Linked and Loaded Weekend

Links to what I’ve been reading.

The White House filed its amicus brief in the Supreme Court ACA case, Sarah Kliff covers the essentials:

The Department of Justice has just now filed its brief with the Supreme Court defending the health reform law’s individual mandate. You can read all 130 pages here, but the crux of the argument is this: A decision not to purchase health insurance affects the national economy. And under the Constitution’s Commerce Clause, Congress has the authority to regulate such economically significant decisions.

Kevin Drum rolls out his crankery to discuss the national ID issue:

[…] Most of us already have picture IDs in the form of driver licenses. And nearly all of us have a permanent ID number in the form of a Social Security number. So like it or not, if you’re worried about having tons of information about yourself collected into computerized databases —well, that ship sailed a long time ago. It’s already happened.

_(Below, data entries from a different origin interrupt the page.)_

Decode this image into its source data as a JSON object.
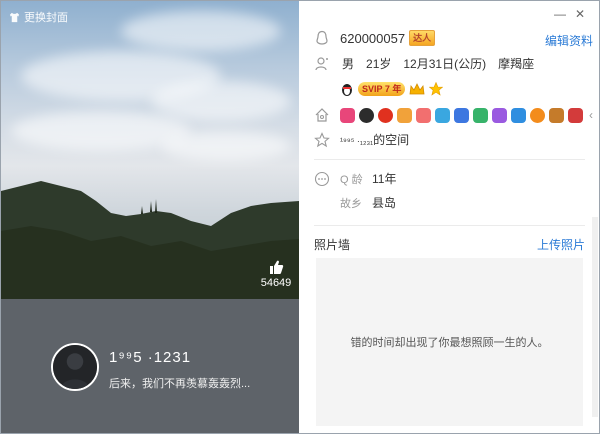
{
  "cover": {
    "change_cover_label": "更换封面",
    "like_count": "54649",
    "nickname": "1⁹⁹5 ·1231",
    "signature": "后来，我们不再羡慕轰轰烈..."
  },
  "window": {
    "minimize_glyph": "—",
    "close_glyph": "✕"
  },
  "profile": {
    "qq_number": "620000057",
    "qq_tag": "达人",
    "edit_label": "编辑资料",
    "gender": "男",
    "age": "21岁",
    "birthday": "12月31日(公历)",
    "zodiac": "摩羯座",
    "vip_label": "SVIP 7 年",
    "space_name_prefix": "¹⁹⁹⁵ ·₁₂₃₁",
    "space_name_suffix": "的空间",
    "q_age_label": "Q 龄",
    "q_age_value": "11年",
    "hometown_label": "故乡",
    "hometown_value": "县岛"
  },
  "photos": {
    "title": "照片墙",
    "upload_label": "上传照片",
    "empty_text": "错的时间却出现了你最想照顾一生的人。"
  },
  "colors": {
    "accent": "#2b7bd6",
    "cover_bottom": "#5e6369",
    "photo_bg": "#f4f4f4"
  },
  "badge_icons": [
    "heart-badge",
    "person-badge",
    "red-diamond-badge",
    "gift-badge",
    "envelope-badge",
    "chat-badge",
    "star-badge",
    "green-diamond-badge",
    "blue-diamond-badge",
    "qq-badge",
    "orange-badge",
    "bag-badge",
    "trophy-badge"
  ]
}
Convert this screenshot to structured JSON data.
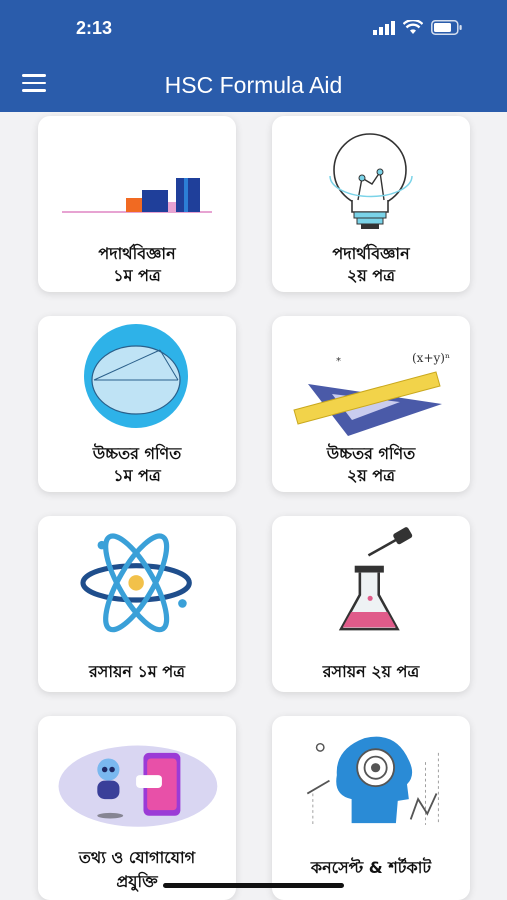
{
  "status": {
    "time": "2:13"
  },
  "appbar": {
    "title": "HSC Formula Aid"
  },
  "cards": [
    {
      "line1": "পদার্থবিজ্ঞান",
      "line2": "১ম পত্র"
    },
    {
      "line1": "পদার্থবিজ্ঞান",
      "line2": "২য় পত্র"
    },
    {
      "line1": "উচ্চতর গণিত",
      "line2": "১ম পত্র"
    },
    {
      "line1": "উচ্চতর গণিত",
      "line2": "২য় পত্র"
    },
    {
      "line1": "রসায়ন ১ম পত্র",
      "line2": ""
    },
    {
      "line1": "রসায়ন ২য় পত্র",
      "line2": ""
    },
    {
      "line1": "তথ্য ও যোগাযোগ",
      "line2": "প্রযুক্তি"
    },
    {
      "line1": "কনসেপ্ট & শর্টকাট",
      "line2": ""
    }
  ],
  "colors": {
    "appbar": "#2a5cab",
    "background": "#f2f2f4"
  }
}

Don Taylor wades into the debate over rationing:

[…] On balance, I come down thinking that it would be unethical to completely ignore cost and effectiveness information. At the same time, I don’t want a robot providing my care who was just following guidelines, and there are areas of great uncertainty in any event. Though as Aaron and others have noted, ACP probably needs to work on their language.

Ian Millhiser thinks he’s found the one sentence in the ACA that will get SCOTUS approval:

The Affordable Care Act has done very well in court so far; three of the four courts of appeals to consider it have upheld the law. Moreover, there is every reason why it should be doing well. As conservative Judge Laurence Siliberman recently explained, the legal case against health reform “cannot find real support for their proposed rule in either the text of the Constitution or Supreme Court precedent.”

David Runciman wonders what condition the European Crisis will leave democracy:

[…] The whole thing is simultaneously deeply threatening and somehow remote. The worst-case scenarios are so ghastly that it’s almost impossible to fathom what they would mean, but for that reason it’s equally hard to imagine mature democracies deciding to walk off a cliff. This is what gives the crisis its peculiar character. We know we are in trouble but we don’t know how much trouble, because we have an underlying suspicion that we will pull back from the edge, if only we could be clear about where the edge is. Democracies often look like they are in a total pickle, but they always get out of the mess in the end. Don’t they?

Matt Yglesias attempts to explain Austrian economics for the uninformed:

As he declared quasi-victory in Iowa following a third-place finish, Ron Paul puzzled cable news watchers across the country by proudly proclaiming, “We are all Austrians now.” The average Republican presidential candidate would sooner officiate a gay marriage than praise Europe, yet here was Paul pledging allegiance to Vienna. What did he mean? Why would we all be Austrians?

Paul’s statement was crystal clear to those familiar with the internecine controversies of the libertarian movement. He was referring to so-called “Austrian economics,” an idiosyncratic passion of his and a set of beliefs that put him at odds with the vast majority of well-known economists of all ideological inclinations.